Arnaldo Ochoa Sánchez. Foto: cortesia de la autora
Arnaldo Ochoa Sánchez. Foto: cortesía de la autora

El general de división Ochoa, proveniente de una humilde familia campesina, participó de niño y con apenas el sexto grado, en la resistencia guerrillera de oriente contra el Ejército de Batista. Sin embargo, hoy, apenas se le menciona en la radio, la televisión o en la prensa escrita.

Parece como si Ochoa nunca hubiese existido, como si aquella nebulosa y sórdida historia de altos jefes militares rebeldes que llegara al despacho de Raúl Castro, hubiese sido mera invención del destino. Parece como si Ochoa no hubiese sido general de división ni jefe de un contingente cubano de 50 mil hombres en Angola. Como si no hubiese organizado las fuerzas armadas de Granada, entrenado los ejércitos de Yemen del Sur, Siria, Vietnam, Libia, Afganistán, Irak, Laos y Nicaragua. Fidel Castro, mientras, pasaba horas sobre los mapas que colgaban de las paredes de su despacho y utilizaba alfileres para dirigir las batallas que se le iban ocurriendo. Algunas de ellas las libraba el mismo Ochoa. Ni siquiera en las cronologías actuales del régimen aparece que en 1984 Ochoa recibió la Orden de Héroe de la República de Cuba y la Orden Máximo Gómez de Primer Grado.

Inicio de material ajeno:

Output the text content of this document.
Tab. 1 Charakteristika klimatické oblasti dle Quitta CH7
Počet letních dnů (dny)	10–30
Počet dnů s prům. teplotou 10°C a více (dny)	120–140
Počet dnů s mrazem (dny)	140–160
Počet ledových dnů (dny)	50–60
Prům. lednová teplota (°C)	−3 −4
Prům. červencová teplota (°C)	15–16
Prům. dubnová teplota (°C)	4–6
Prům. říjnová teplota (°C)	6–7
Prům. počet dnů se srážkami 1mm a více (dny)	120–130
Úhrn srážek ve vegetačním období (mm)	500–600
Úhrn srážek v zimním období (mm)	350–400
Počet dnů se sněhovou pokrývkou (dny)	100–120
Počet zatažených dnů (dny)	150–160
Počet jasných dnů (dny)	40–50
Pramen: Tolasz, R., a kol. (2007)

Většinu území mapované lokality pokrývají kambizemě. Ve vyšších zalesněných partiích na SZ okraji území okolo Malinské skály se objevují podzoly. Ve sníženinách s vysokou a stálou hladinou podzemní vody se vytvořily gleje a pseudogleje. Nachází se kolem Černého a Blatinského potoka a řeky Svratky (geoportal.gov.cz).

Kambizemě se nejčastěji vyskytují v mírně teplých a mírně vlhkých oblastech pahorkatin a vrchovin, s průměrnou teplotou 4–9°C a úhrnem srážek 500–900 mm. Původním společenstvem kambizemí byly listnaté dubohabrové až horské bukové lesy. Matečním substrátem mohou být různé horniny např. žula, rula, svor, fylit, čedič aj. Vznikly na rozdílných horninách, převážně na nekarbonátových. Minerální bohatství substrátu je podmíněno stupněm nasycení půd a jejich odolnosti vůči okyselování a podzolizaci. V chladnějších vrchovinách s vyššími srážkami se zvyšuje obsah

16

Lo último que el periódico Granma publicó fue “que la vida del compañero Ochoa Sánchez es un ejemplo de las cualidades y los méritos de esos hombres del más humilde origen que cultivan los rasgos auténticos de la modestia y la sinceridad, y gozan de la admiración y el respeto de las masas”. A los pocos días de esa crónica, Ochoa se convertiría en una amenaza, en uno de esos casos difíciles para la dictadura cubana.

A mediados de junio de 1989 fue finalmente arrestado. También el mundo de los grandes del MININT transitaba por una cuerda floja. En una reunión de catorce horas a puertas cerradas, compuesta exclusivamente por generales, Fidel Castro encontró la excusa para la acusación y posterior detención Ochoa: inmoralidad y corrupción.

Las contradicciones de esta historia el pueblo las conoció y no las olvida. No sólo porque fueron expuestas a lo largo la presentación televisiva del juicio contra Ochoa, sino también porque aparecen documentadas en el libro Vindicación de Cuba que, obviamente, jamás se ha vuelto a publicar.

La historia de su persecución comenzó en mayo de 1989 cuando Raúl Castro buscaba la manera de evitar el ascenso de Ochoa como jefe del Ejército Occidental. El actual Jefe de Estado cubano se preguntó en aquel entonces: “¿Qué ocurriría si a este general tan carismático y querido entre los militares, le daba por decir que Cuba no podía seguir aislada a los cambios del mundo, que tenía abrirse a una economía de mercado y buscar mejores fuentes de divisas?

El hijo malcriado de la Revolución -como alguna vez se le escuchó decir a Raúl Castro hablando de Ochoa-, el hombre que había estado presente combatiendo durante décadas en las aventureras batallas de Fidel Castro, fue fusilado bien rápido, el 13 de julio de 1989, apenas treinta días después de ser detenido.

Resulta verdaderamente imposible comprender este proceso, carente de legalidad, coherencia, diafanidad y respeto a los Derechos Humanos. Toda la verdad de aquellos treinta días saldrá a gritos bajo el cielo de Cuba, esperemos, más pronto que tarde.